- Born: June 30, 1941 (age 84) Puteaux, France
- Known for: dancing

= Cyril Atanassoff =

Bulgarian dancer originally from France

Cyril Atanassoff (Кирил Атанасов; born June 30, 1941) is a French dancer of Bulgarian descent.

==Career==
Atanassoff was born in Puteaux to a Bulgarian father and French mother. He joined the École de danse de l'Opéra national de Paris in 1953, and worked at the Opera Ballet team in 1957 with the rank of second quadrille; he skipped the rank "first quadrille" and found position as Coryphaeus then became "petit sujet" in 1959 and "grand sujet" in 1960. During his military service (1961–1963), he passed his ballet exam in 1961 and became principal dancer in 1962. He was appointed principal dancer in 1964.

Among his teachers may be mentioned Roger Ritz (which began at the age of 10), Serge Peretti, Victor Gsovski, Harald Lander, Fernando Alonso, Asaf Messerer, Ninel Kurgapkina and Gilbert Mayer.
He immediately dance major roles of the repertoire already showing, as Prince Albert of Giselle and Prince Siegfried from Swan Lake in the version of Wladimir Bourmeister after Marius Petipa and Lev Ivanov, Suite en Blanc and the young man Mirage Serge Lifar, the Crystal Palace George Balanchine, and Harald Lander.

At first, he created ballets by Peter Van Dijk, Michel Descombey, George Skibine and affirmed in The Damnation of Faust created for him by Maurice Béjart (1964).
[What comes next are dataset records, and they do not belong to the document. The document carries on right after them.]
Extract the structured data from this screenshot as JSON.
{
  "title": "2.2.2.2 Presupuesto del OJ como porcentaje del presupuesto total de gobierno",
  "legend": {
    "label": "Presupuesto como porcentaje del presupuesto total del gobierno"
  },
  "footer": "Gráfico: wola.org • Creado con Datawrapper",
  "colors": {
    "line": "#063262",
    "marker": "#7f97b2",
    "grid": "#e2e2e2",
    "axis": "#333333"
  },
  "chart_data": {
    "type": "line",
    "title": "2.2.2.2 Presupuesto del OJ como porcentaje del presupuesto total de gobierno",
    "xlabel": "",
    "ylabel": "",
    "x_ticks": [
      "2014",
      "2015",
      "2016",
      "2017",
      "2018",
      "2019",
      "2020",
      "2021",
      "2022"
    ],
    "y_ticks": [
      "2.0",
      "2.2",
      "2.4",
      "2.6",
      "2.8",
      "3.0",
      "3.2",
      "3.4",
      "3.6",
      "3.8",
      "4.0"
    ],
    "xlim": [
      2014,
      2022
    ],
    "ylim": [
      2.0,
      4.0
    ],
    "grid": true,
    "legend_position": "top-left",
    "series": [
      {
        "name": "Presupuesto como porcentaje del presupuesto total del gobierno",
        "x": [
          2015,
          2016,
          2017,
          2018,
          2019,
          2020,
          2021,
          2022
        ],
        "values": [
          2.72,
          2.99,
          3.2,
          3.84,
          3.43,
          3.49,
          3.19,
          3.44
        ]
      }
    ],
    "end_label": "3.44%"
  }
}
He participated in the Paris premiere ballets by George Balanchine (Concerto Barocco) or Maurice Béjart (The Rite of Spring), a role that has most marked his personality. He created the role of Frollo in Notre-Dame de Paris (1965) Roland Petit which it will succeed in that of Quasimodo who became one of his greatest roles.

Equally at home in the romantic and classical ballet, it ensures the premiere of the stage version of La Sylphide by Filippo Taglioni rise in 1972 by Pierre Lacotte for French television and the first complete version of the Opera La Belle Sleeping in the choreography of Alicia Alonso after Marius Petipa (1974). In 1983, it will be an impressive Abderam in the version of Rudolf Nureyev Raymonda. He played a role as a great Ivan the Terrible (1976) in the eponymous ballet Yuri Grigorovich to, according to Sergei Eisenstein's film. In 1979, he founded Orion in Sylvia ballet reassembled by lycette darsonval after Serge Lifar.

He also plays as an actor, for example as the actor in the hilarious role of Zeus in the Pas de Dieux with Gene Kelly.

Atanassoff's main partners are Yvette Chauviré, Claude Bessy, Jacqueline Rayet, Claire Motte, Nanon Thibon, Noella Pontois, Wilfride Piollet, Vulpian Claude, Dominique Khalfouni and later Elisabeth Platel, Monique Loudières, Sylvie Guilhem and Marie-Claude Pietragalla. He also had the privilege of dancing with the dancers of the largest international ballerinas: Alicia Alonso, Eva Evdokimova Galina Samsova, Nina Vyrubova, and Katia Maximova.

Cyril Atanassoff won the Nizhinzkij Prize in 1965 and received the title of Knight of the National French Order of merit, Ordre des Arts et des Lettres and Professor of ballet at the Paris Opera in 1991.

He retired at the age of 45 years (1986), but returns several times on the stage of the Paris Opera as a guest. After teaching classical dance at Conservatoire de Paris (Paris Conservatory), and for the Opera Ballet Corps, he retired but still stands ready to share its experience.